Ein junger Mann mit erhöhten Blutdruckwerten

Immer wieder begegne ich einer irritierenden Eigenart. Einer ärztlichen Eigenart. Diesmal bei einem gerade 18 Jahre alt gewordenen jungen Mann.

Alexander Ritter lernte ich kennen, kurz nach dem er volljährig geworden war. Er hat seit 5 Jahren einen Typ 1-Diabetes und muss seither Insulin spritzen. Bisher wurde er in der Ambulanz einer der Kinderkliniken in unserer Stadt betreut und wechselte nun zu mir in die Erwachsenenmedizin.

Typ 1-Diabetes ist eine relativ seltene Erkrankung. In Deutschland sind ca. 350.000 Menschen davon betroffen. Das sind 0,4 % der Bevölkerung. Bei ihnen fällt innerhalb von wenigen Wochen die Insulinproduktion vollständig aus, und sie sind ab dann auf Insulin-Injektionen angewiesen.
Der Typ 1-Diabetes tritt bevorzugt im Kinder- und Jugendalter auf. Die größte Erkrankungshäufigkeit liegt im Alter zwischen 10 und 14 Jahren.
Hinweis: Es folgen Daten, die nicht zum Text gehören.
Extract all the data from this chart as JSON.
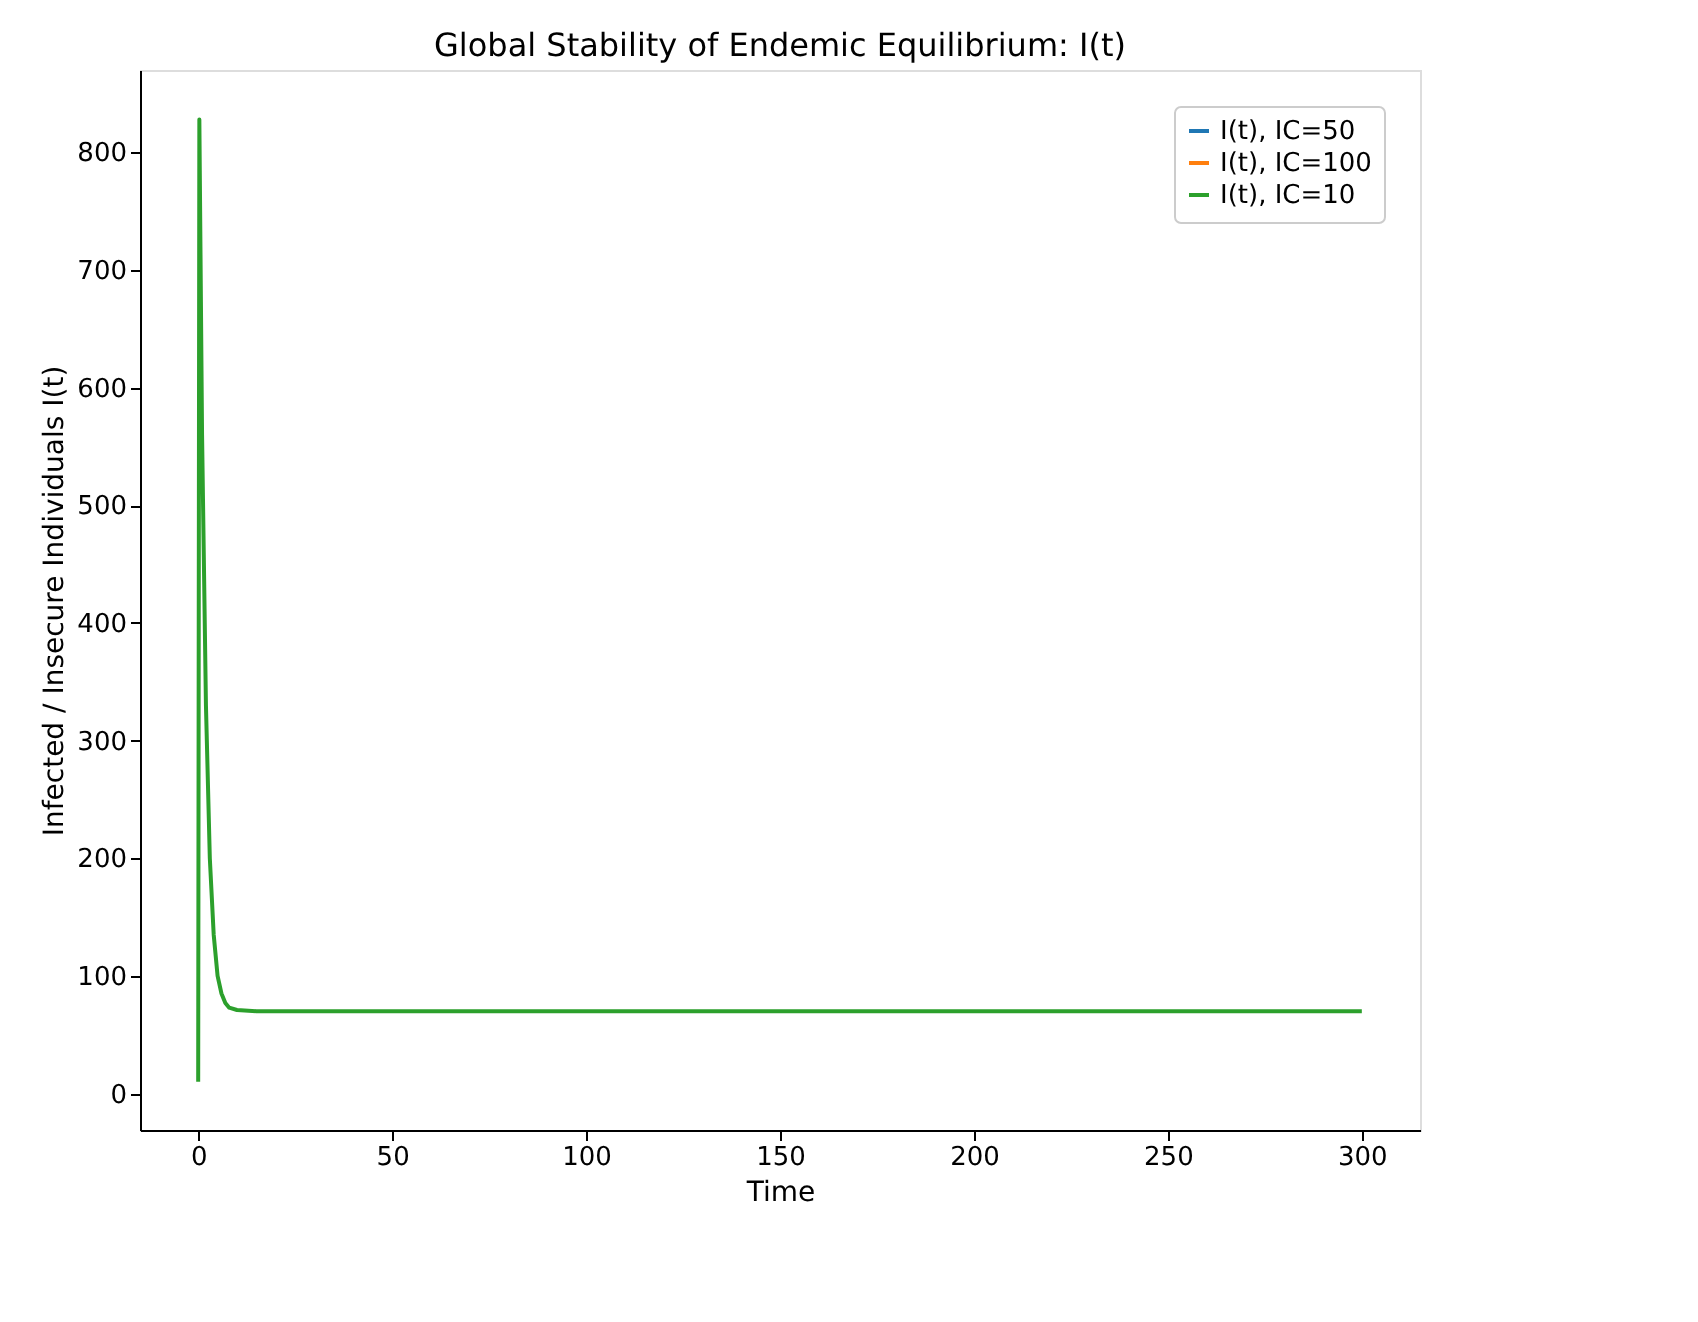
{
  "chart_data": {
    "type": "line",
    "title": "Global Stability of Endemic Equilibrium: I(t)",
    "xlabel": "Time",
    "ylabel": "Infected / Insecure Individuals I(t)",
    "x": [
      0,
      0.3,
      1,
      2,
      3,
      4,
      5,
      6,
      7,
      8,
      10,
      15,
      300
    ],
    "series": [
      {
        "name": "I(t), IC=50",
        "color": "#1f77b4",
        "values": [
          null,
          null,
          null,
          null,
          null,
          null,
          null,
          null,
          null,
          null,
          null,
          null,
          null
        ]
      },
      {
        "name": "I(t), IC=100",
        "color": "#ff7f0e",
        "values": [
          null,
          null,
          null,
          null,
          null,
          null,
          null,
          null,
          null,
          null,
          null,
          null,
          null
        ]
      },
      {
        "name": "I(t), IC=10",
        "color": "#2ca02c",
        "values": [
          10,
          828,
          560,
          330,
          200,
          135,
          100,
          85,
          77,
          73,
          71,
          70,
          70
        ]
      }
    ],
    "xlim": [
      -15,
      315
    ],
    "xticks": [
      0,
      50,
      100,
      150,
      200,
      250,
      300
    ],
    "ylim": [
      -31,
      870
    ],
    "yticks": [
      0,
      100,
      200,
      300,
      400,
      500,
      600,
      700,
      800
    ],
    "grid": false,
    "legend": "top right",
    "line_style": "solid",
    "marker": "none"
  }
}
Genau so war es auch bei Alexander Ritter gewesen. Er war dreizehn Jahre alt, als er heftigen Durst bemerkte, häufig zum Wasser lassen auf die Toilette musste und ungewollt Gewicht verloren hatte. Er war müde und kraftlos geworden. Beim Kinderarzt war die Diagnose gleich gestellt worden, und in der Kinderklinik wurde noch am selben Tag mit einer Insulintherapie begonnen. Für Alexander war die Insulinbehandlung zwar nervig, aber er war froh, dass die schweren Symptome schnell verschwunden waren und er sich wieder fit fühlte.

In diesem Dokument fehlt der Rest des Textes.